Healthcare is complicated by a non-market driven (my opinion) compensation system (the Centers for Medicare and Medicaid Services, CMS, sets the pricing for services and the insurance companies fall in line). Most everything is paid for on a “fee for service” basis, much of which is independent of outcomes. The more “stuff” that a doctor does, the more he/she gets paid (as long as that “stuff” is on the fee schedule). This means more interventions (not fewer) and only those interventions that can get compensated. Who are we to blame? Not the physicians – they are acting as anyone else would in a similar situation - they are incentivized to do those things which provide the most compensation.

One model for a new payment system is a single payment for each patient for all future care. Providers of care for that patient will have to work within a fixed payment stream. The more efficiently they provide service, the more money they will make. Where are the incentives now? To provide less care (naturally, outcomes will also be monitored in order to prevent abuse). Which organizations will profit most? Those that are integrated and can organize their internal operations to move patients through in an efficient, cost-effective, high-quality manner.
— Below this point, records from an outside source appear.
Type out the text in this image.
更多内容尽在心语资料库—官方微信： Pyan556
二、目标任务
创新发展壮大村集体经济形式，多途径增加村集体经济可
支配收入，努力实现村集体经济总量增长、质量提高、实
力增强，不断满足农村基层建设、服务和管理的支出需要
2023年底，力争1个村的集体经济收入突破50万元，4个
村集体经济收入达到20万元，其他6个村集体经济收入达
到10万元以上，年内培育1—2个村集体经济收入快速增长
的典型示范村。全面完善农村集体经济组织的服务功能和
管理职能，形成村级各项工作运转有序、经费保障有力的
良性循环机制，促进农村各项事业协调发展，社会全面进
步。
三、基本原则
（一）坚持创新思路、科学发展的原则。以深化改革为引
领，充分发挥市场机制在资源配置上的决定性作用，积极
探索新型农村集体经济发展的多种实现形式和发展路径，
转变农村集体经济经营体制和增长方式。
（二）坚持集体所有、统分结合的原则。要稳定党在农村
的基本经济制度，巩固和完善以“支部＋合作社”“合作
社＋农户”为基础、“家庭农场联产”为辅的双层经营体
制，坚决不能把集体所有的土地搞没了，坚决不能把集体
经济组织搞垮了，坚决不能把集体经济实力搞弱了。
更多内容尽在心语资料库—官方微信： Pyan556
This means that surgeons, internal medicine doctors, radiologists, pathologists, nurses, etc.) will all be part of the same organization. Accountable Care Organizations may be able to get this done.

Christensen also tackles the medical education system, pharmaceuticals (a very interesting section, indeed) and medical devices. The book is well-written, accessible and persuasive. In addition to discussing the myriad problems in our health system, it offers a path for a solution. If you are interested in the state of affairs of the U.S. healthcare system in the early 21st century and wish to learn a little about Christensen’s vision of “disruption,” then this book is for you.